The mean time interval between baseline and repeat QCA findings was 1.45 ± 0.87 minutes. It is essential that operators performing primary PCI in STEMI patients act rapidly to restore coronary blood flow in the occluded artery to stop evolving ischemia. However, once TIMI 3 flow has been restored, time can be taken to ensure an appropriate stent is selected. In an intravascular ultrasound (IVUS) study, there appeared to be a higher incidence of stent malapposition in STEMI compared with stable angina [20]. In stable patients, the incidence of stent malapposition was 4–22% [21], whereas further IVUS study of STEMI patients reported stent malapposition at 33–39% [22]. An independent predictor of acute stent malapposition is stent underexpansion caused by inappropriate sizing, which has been associated with stent thrombosis and restenosis [17], [19]. Although thrombus resolution, plaque regression, and positive remodeling are the main causes of late stent malapposition, vasoconstrictor component at the index event may be a possible cause of late stent malapposition.

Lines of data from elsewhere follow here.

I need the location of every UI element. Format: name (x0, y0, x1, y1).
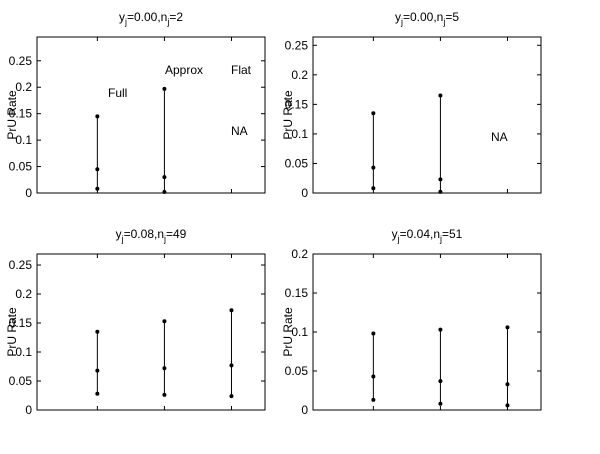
point (438, 177, 443, 182)
point (371, 397, 376, 402)
y-tick-label: 0.15 (9, 316, 33, 330)
y-tick-label: 0.25 (9, 258, 33, 272)
point (438, 327, 443, 332)
y-tick-label: 0.1 (15, 133, 32, 147)
title-part: j (439, 234, 442, 244)
title-part: j (121, 234, 124, 244)
point (162, 86, 167, 91)
point (162, 189, 167, 194)
title-part: =49 (166, 227, 187, 241)
title-part: y (116, 227, 122, 241)
title-part: =51 (442, 227, 463, 241)
y-tick-label: 0.25 (285, 38, 309, 52)
point (229, 363, 234, 368)
title-part: y (395, 10, 401, 24)
point (438, 189, 443, 194)
y-tick-label: 0.2 (15, 287, 32, 301)
title-part: j (400, 17, 403, 27)
y-tick-label: 0.05 (285, 156, 309, 170)
point (371, 186, 376, 191)
point (438, 379, 443, 384)
subplot-title: yj=0.08,nj=49 (116, 227, 187, 244)
annotation: NA (231, 124, 248, 138)
point (95, 114, 100, 119)
title-part: j (442, 17, 445, 27)
point (438, 401, 443, 406)
y-tick-label: 0.1 (15, 345, 32, 359)
point (371, 111, 376, 116)
y-tick-label: 0.15 (285, 97, 309, 111)
subplot-title: yj=0.04,nj=51 (392, 227, 463, 244)
point (95, 391, 100, 396)
point (95, 368, 100, 373)
point (371, 165, 376, 170)
y-axis-label: PrU Rate (281, 90, 295, 140)
title-part: j (163, 234, 166, 244)
point (162, 319, 167, 324)
point (162, 366, 167, 371)
y-tick-label: 0 (301, 186, 308, 200)
point (229, 308, 234, 313)
axes-box (36, 36, 266, 194)
title-part: =0.00,n (127, 10, 167, 24)
title-part: =0.08,n (124, 227, 164, 241)
y-axis-label: PrU Rate (5, 90, 19, 140)
y-tick-label: 0.05 (285, 364, 309, 378)
point (162, 392, 167, 397)
title-part: j (166, 17, 169, 27)
title-part: y (392, 227, 398, 241)
point (505, 403, 510, 408)
title-part: y (119, 10, 125, 24)
title-part: =0.00,n (403, 10, 443, 24)
axes-box (312, 36, 542, 194)
y-axis-label: PrU Rate (5, 307, 19, 357)
axes-box (312, 253, 542, 411)
point (371, 374, 376, 379)
y-tick-label: 0.1 (291, 325, 308, 339)
title-part: =5 (445, 10, 459, 24)
point (162, 175, 167, 180)
point (438, 93, 443, 98)
y-tick-label: 0.05 (9, 160, 33, 174)
point (229, 394, 234, 399)
y-tick-label: 0.15 (9, 107, 33, 121)
subplot-title: yj=0.00,nj=5 (395, 10, 459, 27)
point (371, 331, 376, 336)
title-part: =0.04,n (400, 227, 440, 241)
annotation: Flat (231, 63, 252, 77)
y-tick-label: 0.05 (9, 374, 33, 388)
title-part: =2 (169, 10, 183, 24)
annotation: NA (491, 130, 508, 144)
point (95, 329, 100, 334)
point (95, 167, 100, 172)
subplot-title: yj=0.00,nj=2 (119, 10, 183, 27)
title-part: j (397, 234, 400, 244)
annotation: Full (108, 86, 127, 100)
point (505, 325, 510, 330)
title-part: j (124, 17, 127, 27)
point (505, 382, 510, 387)
y-tick-label: 0 (301, 403, 308, 417)
y-tick-label: 0.2 (15, 80, 32, 94)
point (95, 186, 100, 191)
y-axis-label: PrU Rate (281, 307, 295, 357)
y-tick-label: 0.15 (285, 286, 309, 300)
y-tick-label: 0.1 (291, 127, 308, 141)
axes-box (36, 253, 266, 411)
y-tick-label: 0 (25, 403, 32, 417)
y-tick-label: 0.2 (291, 68, 308, 82)
y-tick-label: 0 (25, 186, 32, 200)
annotation: Approx (165, 63, 203, 77)
y-tick-label: 0.25 (9, 54, 33, 68)
y-tick-label: 0.2 (291, 247, 308, 261)
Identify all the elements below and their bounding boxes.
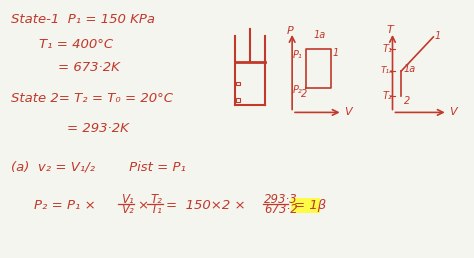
- Text: (a)  v₂ = V₁/₂        Pist = P₁: (a) v₂ = V₁/₂ Pist = P₁: [11, 161, 186, 174]
- Text: =  150×2 ×: = 150×2 ×: [166, 199, 246, 212]
- Text: T₁: T₁: [150, 203, 162, 216]
- Text: P₂ = P₁ ×: P₂ = P₁ ×: [35, 199, 96, 212]
- Text: T: T: [387, 25, 393, 35]
- Text: 2: 2: [404, 96, 410, 106]
- Text: V: V: [344, 107, 352, 117]
- Text: State 2= T₂ = T₀ = 20°C: State 2= T₂ = T₀ = 20°C: [11, 92, 173, 105]
- Text: 1: 1: [333, 48, 339, 58]
- Text: T₂: T₂: [150, 193, 162, 206]
- FancyBboxPatch shape: [291, 198, 320, 213]
- Text: T₁ₐ: T₁ₐ: [381, 67, 393, 75]
- Text: 2: 2: [301, 89, 307, 99]
- Bar: [236, 98, 240, 102]
- Text: ×: ×: [137, 199, 148, 212]
- Text: P₁: P₁: [293, 50, 303, 60]
- Text: P₂: P₂: [293, 85, 303, 95]
- Text: T₂: T₂: [382, 91, 392, 101]
- Text: T₁: T₁: [382, 44, 392, 54]
- Text: 673·2: 673·2: [264, 203, 298, 216]
- Text: V₂: V₂: [121, 203, 134, 216]
- Text: 1a: 1a: [404, 64, 416, 74]
- Text: 1a: 1a: [313, 30, 326, 39]
- Text: State-1  P₁ = 150 KPa: State-1 P₁ = 150 KPa: [11, 13, 155, 26]
- Text: V₁: V₁: [121, 193, 134, 206]
- Text: = 293·2K: = 293·2K: [67, 123, 129, 135]
- Text: 293·3: 293·3: [264, 193, 298, 206]
- Text: P: P: [286, 26, 293, 36]
- Text: T₁ = 400°C: T₁ = 400°C: [39, 38, 113, 51]
- Text: 1: 1: [435, 31, 441, 41]
- Text: = 673·2K: = 673·2K: [58, 61, 120, 74]
- Text: V: V: [449, 107, 456, 117]
- Bar: [236, 82, 240, 85]
- Text: = 1β: = 1β: [294, 199, 326, 212]
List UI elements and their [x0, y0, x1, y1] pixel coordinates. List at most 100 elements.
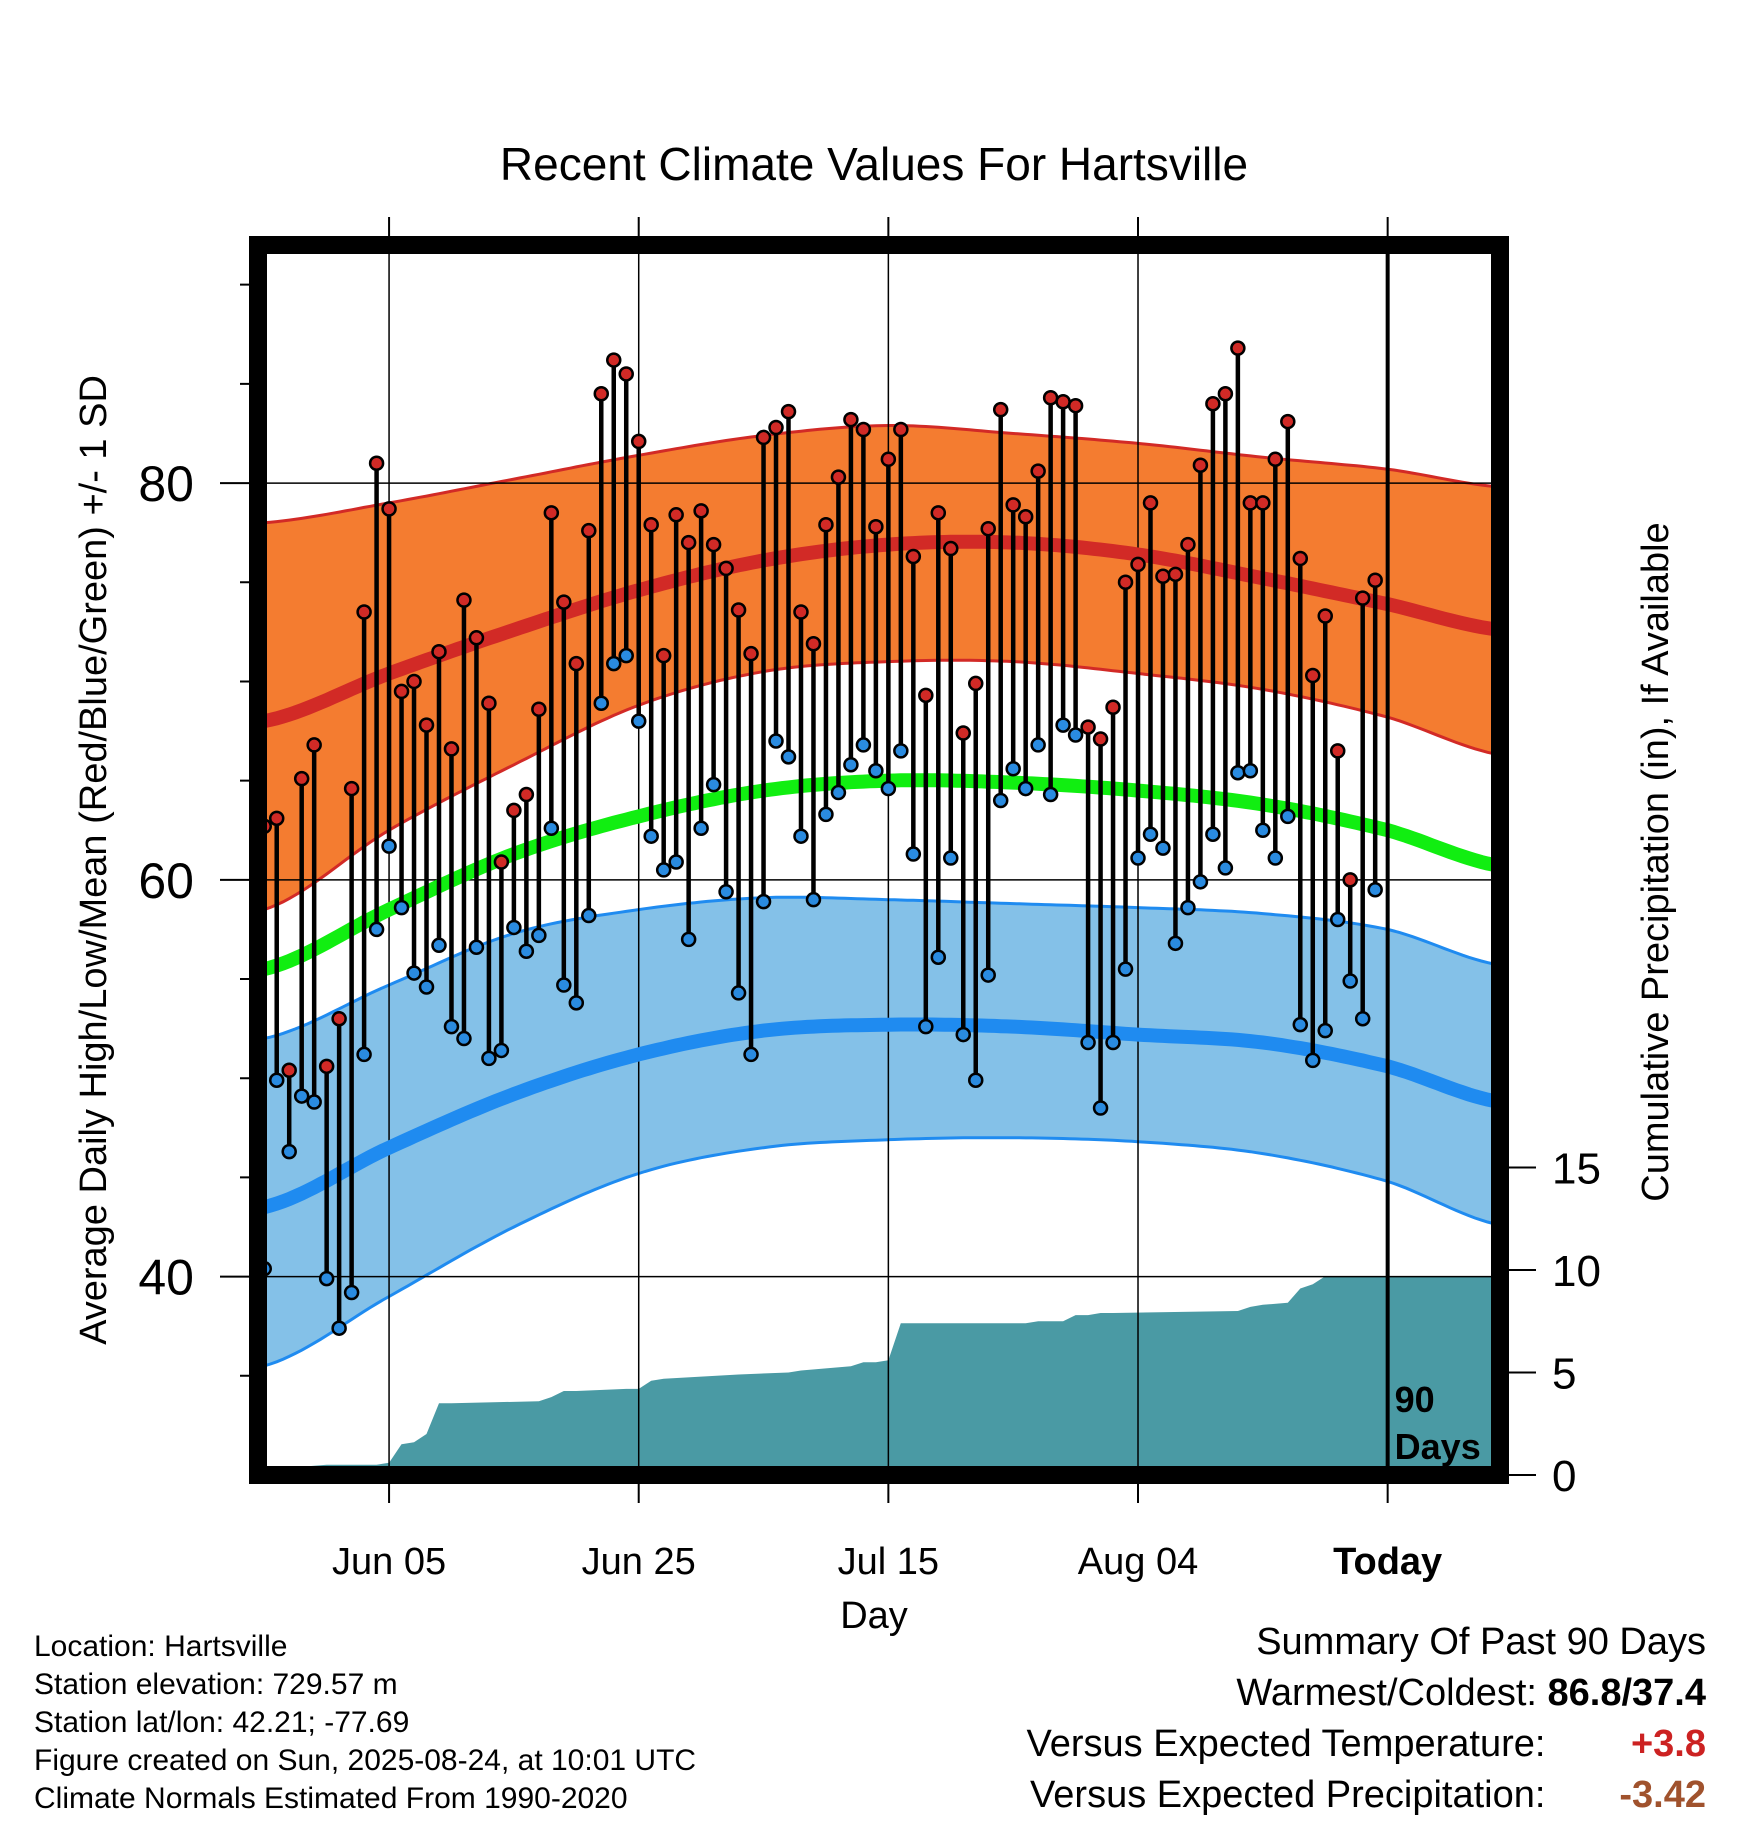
daily-high-point-1 — [268, 810, 285, 827]
y-tick-label-80: 80 — [138, 456, 194, 512]
daily-high-point-28 — [605, 352, 622, 368]
daily-high-point-7 — [343, 780, 360, 797]
daily-low-point-7 — [343, 1284, 360, 1301]
daily-low-point-6 — [331, 1320, 347, 1336]
y2-tick-label-0: 0 — [1552, 1452, 1576, 1501]
daily-low-point-46 — [830, 784, 847, 801]
temp-label: Versus Expected Temperature: — [1026, 1723, 1546, 1765]
daily-low-point-63 — [1042, 786, 1059, 803]
daily-high-point-68 — [1105, 699, 1121, 715]
daily-high-point-18 — [481, 695, 497, 712]
daily-low-point-3 — [293, 1088, 310, 1104]
daily-high-point-77 — [1217, 386, 1234, 402]
daily-high-point-30 — [630, 433, 647, 450]
daily-high-point-65 — [1067, 397, 1084, 414]
daily-high-point-37 — [718, 560, 734, 577]
daily-high-point-46 — [830, 469, 847, 485]
normal-low-line — [258, 1017, 1500, 1215]
daily-low-point-47 — [843, 757, 859, 773]
daily-high-point-4 — [306, 737, 322, 753]
daily-low-point-72 — [1155, 840, 1171, 856]
daily-low-point-41 — [768, 733, 784, 749]
info-latlon: Station lat/lon: 42.21; -77.69 — [34, 1706, 410, 1739]
daily-low-point-60 — [1005, 760, 1021, 777]
daily-low-point-40 — [755, 893, 772, 910]
daily-high-point-89 — [1367, 572, 1383, 589]
daily-low-point-37 — [718, 883, 734, 900]
daily-high-point-79 — [1242, 495, 1259, 511]
plot-frame — [249, 236, 1509, 1484]
daily-low-point-16 — [456, 1030, 472, 1047]
daily-high-point-47 — [843, 411, 859, 428]
y2-tick-label-15: 15 — [1552, 1145, 1601, 1194]
summary-warm-cold: Warmest/Coldest: 86.8/37.4 — [1027, 1668, 1706, 1719]
daily-low-point-84 — [1305, 1052, 1321, 1069]
x-tick-label-0: Jun 05 — [332, 1541, 446, 1583]
daily-low-point-80 — [1255, 822, 1271, 838]
daily-high-point-5 — [318, 1058, 335, 1075]
daily-high-point-76 — [1205, 395, 1221, 412]
daily-low-point-52 — [905, 846, 922, 862]
daily-low-point-23 — [543, 820, 560, 837]
daily-high-point-9 — [368, 455, 385, 471]
chart-title: Recent Climate Values For Hartsville — [500, 138, 1248, 190]
daily-high-point-69 — [1117, 574, 1134, 591]
daily-high-point-52 — [905, 548, 922, 565]
daily-low-point-5 — [318, 1270, 335, 1287]
daily-low-point-24 — [556, 977, 572, 993]
daily-low-point-45 — [818, 806, 834, 823]
daily-low-point-49 — [868, 762, 884, 779]
daily-low-point-25 — [568, 995, 585, 1011]
daily-high-point-70 — [1130, 556, 1146, 573]
daily-low-point-1 — [268, 1072, 285, 1088]
daily-low-point-56 — [955, 1026, 972, 1043]
daily-high-point-31 — [643, 516, 659, 533]
daily-high-point-19 — [493, 854, 510, 870]
daily-low-point-53 — [918, 1018, 934, 1035]
daily-high-point-51 — [893, 421, 909, 438]
daily-high-point-53 — [918, 687, 934, 704]
daily-low-point-55 — [943, 850, 959, 866]
daily-low-point-14 — [431, 937, 447, 954]
daily-high-point-34 — [680, 534, 697, 551]
daily-high-point-36 — [705, 536, 722, 553]
daily-low-point-59 — [992, 792, 1009, 809]
daily-high-point-62 — [1030, 463, 1046, 479]
daily-high-point-48 — [855, 421, 872, 438]
daily-low-point-57 — [967, 1072, 984, 1088]
daily-low-point-19 — [493, 1042, 510, 1059]
daily-low-point-15 — [443, 1018, 460, 1035]
daily-low-point-18 — [481, 1050, 497, 1067]
daily-high-point-85 — [1317, 608, 1333, 624]
daily-low-point-65 — [1067, 727, 1084, 743]
y-tick-label-40: 40 — [138, 1250, 194, 1306]
today-label-0: 90 — [1395, 1379, 1435, 1420]
daily-high-point-64 — [1055, 393, 1071, 410]
daily-high-point-66 — [1080, 719, 1096, 735]
daily-low-point-34 — [680, 931, 697, 948]
info-created: Figure created on Sun, 2025-08-24, at 10… — [34, 1744, 697, 1777]
daily-low-point-85 — [1317, 1022, 1333, 1039]
x-axis-label: Day — [840, 1595, 908, 1637]
daily-low-point-81 — [1267, 850, 1284, 866]
info-normals: Climate Normals Estimated From 1990-2020 — [34, 1782, 628, 1815]
summary-panel: Summary Of Past 90 Days Warmest/Coldest:… — [1027, 1617, 1706, 1821]
low-band-lower-edge — [258, 1136, 1500, 1368]
daily-high-point-15 — [443, 741, 460, 757]
daily-high-point-84 — [1305, 667, 1321, 684]
daily-high-point-72 — [1155, 568, 1171, 585]
daily-high-point-56 — [955, 725, 972, 741]
daily-high-point-33 — [668, 507, 684, 523]
y-tick-label-60: 60 — [138, 853, 194, 909]
daily-low-point-48 — [855, 737, 872, 753]
daily-high-point-17 — [468, 630, 485, 646]
daily-high-point-35 — [693, 503, 709, 519]
daily-low-point-70 — [1130, 850, 1146, 866]
daily-high-point-50 — [880, 451, 897, 468]
y2-tick-label-5: 5 — [1552, 1350, 1576, 1399]
daily-low-point-51 — [893, 743, 909, 759]
daily-high-point-74 — [1180, 536, 1196, 553]
daily-high-point-14 — [431, 643, 447, 660]
daily-low-point-58 — [980, 967, 996, 983]
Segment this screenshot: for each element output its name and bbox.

In the present study, although we included patients with TIMI 3 antegrade flow after balloon angioplasty and thrombus aspiration, these patients showed a larger vessel size after NTG injection. Therefore, the use of NTG prior to stenting in STEMI culprit lesions can help overcome coronary vasoconstriction and thereby enable a better assessment of the vessel size for final stent sizing by the operator.

Study limitations

This study has some limitations. Firstly, selection bias may have occurred in individual cases. Only patients achieving at least TIMI 3 following balloon angioplasty and thrombus aspiration were included in the study. This was a requirement as the lumen size is dependent on coronary flow velocity [23], and our intention was to assess the vasoconstrictor component in the STEMI culprit lesions by angiography. In other words, we first tried to normalize the antegrade flow, minimize the effect of flow dependent vessel size change, and then identify the vasoconstrictor component using NTG injection. Secondly, the nature of this registry does not allow for comparison with a reference technique. Thus, it is essential to perform a prospective randomized trial to compare the acute and late stent malapposition rates using intravascular imaging modalities such as IVUS or optical coherence tomography and the clinical outcomes of angiographic assessment with or without vasodilator use prior to PCI.

Conclusion

This study showed the presence of a vasoconstrictor component of atherothrombotic culprit lesions in STEMI patients receiving primary PCI. This vasoconstrictor component should be given consideration even in emergent STEMI patients. The administration of intracoronary vasodilator such as NTG prior to stent implantation will enable appropriate and adequate stent sizing.